Но представители другой школы шломиноведения категорически не согласны с подобной трактовкой. Они справедливо указывают на то, что имущество было полностью застраховано. А это, учитывая известную ушлость Гидона, позволяет с уверенностью предположить, что Майзели как минимум не проиграли материально. Да и не такова Шломин, чтобы долго переживать по цацкам, тряпкам и кастрюлям. А вот по собакам…
Незадолго до этого Гидон приобрел двух щенков добермана. К моменту злосчастного отъезда всей семьи за границу щенки превратились в восьмимесячных красавцев – игривых, ласковых, счастливых и любимых до чрезвычайности. Увы, их частное добродушие не могло перевесить неприятную славу этой в общем злобной породы, а потому все попытки пристроить собак к родственникам или знакомым закончились неудачей. Пришлось запереть доберманов в доме, договорившись с соседями о выгуле и кормлении.
Соседка и обнаружила в то печальное утро разграбленный дом и двух щенков, свисающих с потолка там, где еще накануне вечером светились красивые хрустальные люстры. В полиции потом сказали, что доберманов прежде отравили специально принесенным мясом, а повесили уже мертвыми, проявив тем самым своеобразный арабский юмор: где-то там фигурировала еще и записка, обещающая точно такое же будущее всем еврейским собакам. Это автоматически переводило банальную уголовщину в разряд благородной борьбы с оккупацией, а потому обеспечивало ворам в случае поимки сочувствие и защиту всего прогрессивного человечества.

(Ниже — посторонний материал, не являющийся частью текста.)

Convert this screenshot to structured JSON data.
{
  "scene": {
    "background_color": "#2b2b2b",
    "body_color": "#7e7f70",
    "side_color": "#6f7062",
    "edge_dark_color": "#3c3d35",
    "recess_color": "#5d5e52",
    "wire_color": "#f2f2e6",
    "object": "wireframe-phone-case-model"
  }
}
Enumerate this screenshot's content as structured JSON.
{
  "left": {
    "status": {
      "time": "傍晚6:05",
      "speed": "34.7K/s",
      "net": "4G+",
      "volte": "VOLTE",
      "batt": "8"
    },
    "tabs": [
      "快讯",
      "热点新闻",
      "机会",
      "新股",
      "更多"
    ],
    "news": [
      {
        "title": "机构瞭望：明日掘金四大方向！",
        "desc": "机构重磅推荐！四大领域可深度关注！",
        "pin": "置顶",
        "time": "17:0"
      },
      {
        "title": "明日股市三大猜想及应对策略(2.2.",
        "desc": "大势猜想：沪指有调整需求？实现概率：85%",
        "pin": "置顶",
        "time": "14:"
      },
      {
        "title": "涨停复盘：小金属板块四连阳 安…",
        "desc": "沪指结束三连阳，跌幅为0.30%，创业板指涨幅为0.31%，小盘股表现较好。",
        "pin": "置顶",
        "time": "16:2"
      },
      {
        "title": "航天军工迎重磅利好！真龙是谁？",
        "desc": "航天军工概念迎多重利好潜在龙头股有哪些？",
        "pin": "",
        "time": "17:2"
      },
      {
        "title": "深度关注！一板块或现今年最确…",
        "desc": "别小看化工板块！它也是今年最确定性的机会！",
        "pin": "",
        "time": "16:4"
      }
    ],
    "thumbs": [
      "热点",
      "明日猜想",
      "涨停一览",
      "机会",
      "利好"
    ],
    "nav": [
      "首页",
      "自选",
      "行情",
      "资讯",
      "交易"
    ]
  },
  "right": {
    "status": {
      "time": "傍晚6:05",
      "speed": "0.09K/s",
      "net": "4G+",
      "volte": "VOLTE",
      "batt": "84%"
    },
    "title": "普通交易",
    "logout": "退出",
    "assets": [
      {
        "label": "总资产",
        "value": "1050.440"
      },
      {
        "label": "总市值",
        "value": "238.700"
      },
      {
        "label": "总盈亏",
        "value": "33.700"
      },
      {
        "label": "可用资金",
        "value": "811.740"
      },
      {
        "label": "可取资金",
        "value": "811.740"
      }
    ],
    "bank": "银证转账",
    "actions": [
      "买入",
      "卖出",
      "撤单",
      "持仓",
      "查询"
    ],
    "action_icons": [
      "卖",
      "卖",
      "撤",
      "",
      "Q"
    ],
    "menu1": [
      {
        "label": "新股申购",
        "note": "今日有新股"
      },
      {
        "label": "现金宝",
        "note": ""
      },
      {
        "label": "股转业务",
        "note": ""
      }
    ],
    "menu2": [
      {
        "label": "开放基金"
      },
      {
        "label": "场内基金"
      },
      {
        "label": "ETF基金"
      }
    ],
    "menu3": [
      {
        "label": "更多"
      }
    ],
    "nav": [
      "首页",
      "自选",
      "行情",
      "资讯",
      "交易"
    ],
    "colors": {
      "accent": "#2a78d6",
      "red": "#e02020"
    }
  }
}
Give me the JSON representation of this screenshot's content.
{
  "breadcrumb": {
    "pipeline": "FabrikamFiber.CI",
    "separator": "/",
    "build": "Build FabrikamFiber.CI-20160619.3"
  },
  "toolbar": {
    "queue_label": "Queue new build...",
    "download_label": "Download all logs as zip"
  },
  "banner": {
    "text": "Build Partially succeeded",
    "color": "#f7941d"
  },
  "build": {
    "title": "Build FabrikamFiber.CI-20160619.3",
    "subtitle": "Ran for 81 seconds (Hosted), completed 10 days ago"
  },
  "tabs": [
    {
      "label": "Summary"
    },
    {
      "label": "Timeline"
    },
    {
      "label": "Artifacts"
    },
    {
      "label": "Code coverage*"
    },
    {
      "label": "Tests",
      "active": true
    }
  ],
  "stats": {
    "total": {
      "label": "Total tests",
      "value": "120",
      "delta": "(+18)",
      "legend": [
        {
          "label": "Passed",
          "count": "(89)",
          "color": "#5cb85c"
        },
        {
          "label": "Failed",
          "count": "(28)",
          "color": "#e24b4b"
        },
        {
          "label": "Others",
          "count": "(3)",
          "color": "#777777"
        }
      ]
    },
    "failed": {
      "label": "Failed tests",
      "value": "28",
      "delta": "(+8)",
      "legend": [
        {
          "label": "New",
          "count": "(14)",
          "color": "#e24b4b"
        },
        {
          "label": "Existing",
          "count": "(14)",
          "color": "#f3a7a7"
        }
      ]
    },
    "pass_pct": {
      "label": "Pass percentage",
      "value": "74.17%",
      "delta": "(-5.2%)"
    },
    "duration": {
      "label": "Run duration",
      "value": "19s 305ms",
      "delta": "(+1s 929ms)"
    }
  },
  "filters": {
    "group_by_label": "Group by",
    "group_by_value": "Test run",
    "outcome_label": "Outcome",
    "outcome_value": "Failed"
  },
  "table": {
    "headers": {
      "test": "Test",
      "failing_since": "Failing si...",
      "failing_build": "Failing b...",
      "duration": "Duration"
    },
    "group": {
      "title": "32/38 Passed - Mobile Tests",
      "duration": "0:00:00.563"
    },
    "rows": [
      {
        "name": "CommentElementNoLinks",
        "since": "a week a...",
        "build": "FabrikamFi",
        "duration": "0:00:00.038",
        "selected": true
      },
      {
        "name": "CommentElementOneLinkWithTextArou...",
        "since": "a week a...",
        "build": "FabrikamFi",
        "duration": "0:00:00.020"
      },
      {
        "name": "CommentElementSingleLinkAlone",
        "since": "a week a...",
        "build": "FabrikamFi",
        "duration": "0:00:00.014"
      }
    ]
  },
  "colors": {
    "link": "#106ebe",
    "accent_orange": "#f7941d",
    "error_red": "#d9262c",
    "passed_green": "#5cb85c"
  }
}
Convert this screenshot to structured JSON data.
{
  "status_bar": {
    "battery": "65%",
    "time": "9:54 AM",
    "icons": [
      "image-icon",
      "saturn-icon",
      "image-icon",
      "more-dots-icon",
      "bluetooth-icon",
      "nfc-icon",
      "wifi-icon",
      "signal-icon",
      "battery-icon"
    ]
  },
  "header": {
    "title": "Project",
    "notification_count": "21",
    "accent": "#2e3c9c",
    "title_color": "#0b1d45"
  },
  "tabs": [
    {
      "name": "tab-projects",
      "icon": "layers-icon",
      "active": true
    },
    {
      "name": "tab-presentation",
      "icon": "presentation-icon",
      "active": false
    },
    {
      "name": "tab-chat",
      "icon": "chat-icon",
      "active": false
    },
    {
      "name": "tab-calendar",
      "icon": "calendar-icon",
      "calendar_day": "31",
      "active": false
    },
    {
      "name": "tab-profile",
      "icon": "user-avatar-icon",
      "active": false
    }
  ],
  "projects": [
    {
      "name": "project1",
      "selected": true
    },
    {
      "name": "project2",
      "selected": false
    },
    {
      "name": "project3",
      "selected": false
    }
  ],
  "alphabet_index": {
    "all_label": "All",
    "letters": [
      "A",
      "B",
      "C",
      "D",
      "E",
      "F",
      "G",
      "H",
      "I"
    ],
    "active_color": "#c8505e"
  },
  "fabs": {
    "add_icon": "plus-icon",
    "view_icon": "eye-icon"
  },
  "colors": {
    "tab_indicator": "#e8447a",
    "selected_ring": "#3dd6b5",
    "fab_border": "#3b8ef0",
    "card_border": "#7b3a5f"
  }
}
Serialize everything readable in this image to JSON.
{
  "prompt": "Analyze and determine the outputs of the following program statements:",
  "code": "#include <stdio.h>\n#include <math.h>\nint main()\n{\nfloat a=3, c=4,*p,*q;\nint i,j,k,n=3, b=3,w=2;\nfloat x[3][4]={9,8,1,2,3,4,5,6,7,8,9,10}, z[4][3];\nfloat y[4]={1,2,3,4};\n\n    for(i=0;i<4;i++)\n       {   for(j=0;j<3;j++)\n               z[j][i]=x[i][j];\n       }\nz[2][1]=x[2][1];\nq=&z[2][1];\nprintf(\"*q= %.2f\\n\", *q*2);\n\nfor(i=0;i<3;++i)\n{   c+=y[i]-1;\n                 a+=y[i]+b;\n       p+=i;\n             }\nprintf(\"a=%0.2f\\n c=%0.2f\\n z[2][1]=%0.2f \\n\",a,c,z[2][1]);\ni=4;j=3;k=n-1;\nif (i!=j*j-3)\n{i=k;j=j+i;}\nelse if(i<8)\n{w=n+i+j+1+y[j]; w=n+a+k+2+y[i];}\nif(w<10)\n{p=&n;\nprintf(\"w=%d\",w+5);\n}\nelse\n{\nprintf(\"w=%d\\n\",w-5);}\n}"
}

Понятно, что Майзели, срочно прервавшие отпуск, не увидели своими глазами того, что предстало взору потрясенной соседки. Полицейский следователь предупредил Гидона, что детали картины лучше опустить для его же блага, и Гидон согласился. Не согласилась Шломин. По своему обыкновению, она предпочла встретить действительность лицом к лицу – остановить машину и выскочить наружу, как тогда на шоссе. Шломин настояла на том, чтобы ей показали все фотографии. Иногда человек совершает опрометчивые поступки, не вполне сознавая, что сила характера не всегда соответствует силе рук, ног, психики…
Из кабинета следователя вышла уже совсем другая Шломин, хотя окружающие заметили это не сразу. Внешне она почти не изменилась, вот только любой разговор отныне так или иначе сводила к собакам. Сначала это вызывало жалость и сострадание, потом стало раздражать. Затем выяснилось, что к собачьей теме сводились и все ее уроки, так что школу пришлось оставить. Впрочем, к тому времени Шломин уже с головой окунулась в новую деятельность: она разъезжала по округе и подбирала бездомных собак – всех, кого ей удавалось найти и поймать. Уже через несколько месяцев участок Майзелей превратился в собачий питомник.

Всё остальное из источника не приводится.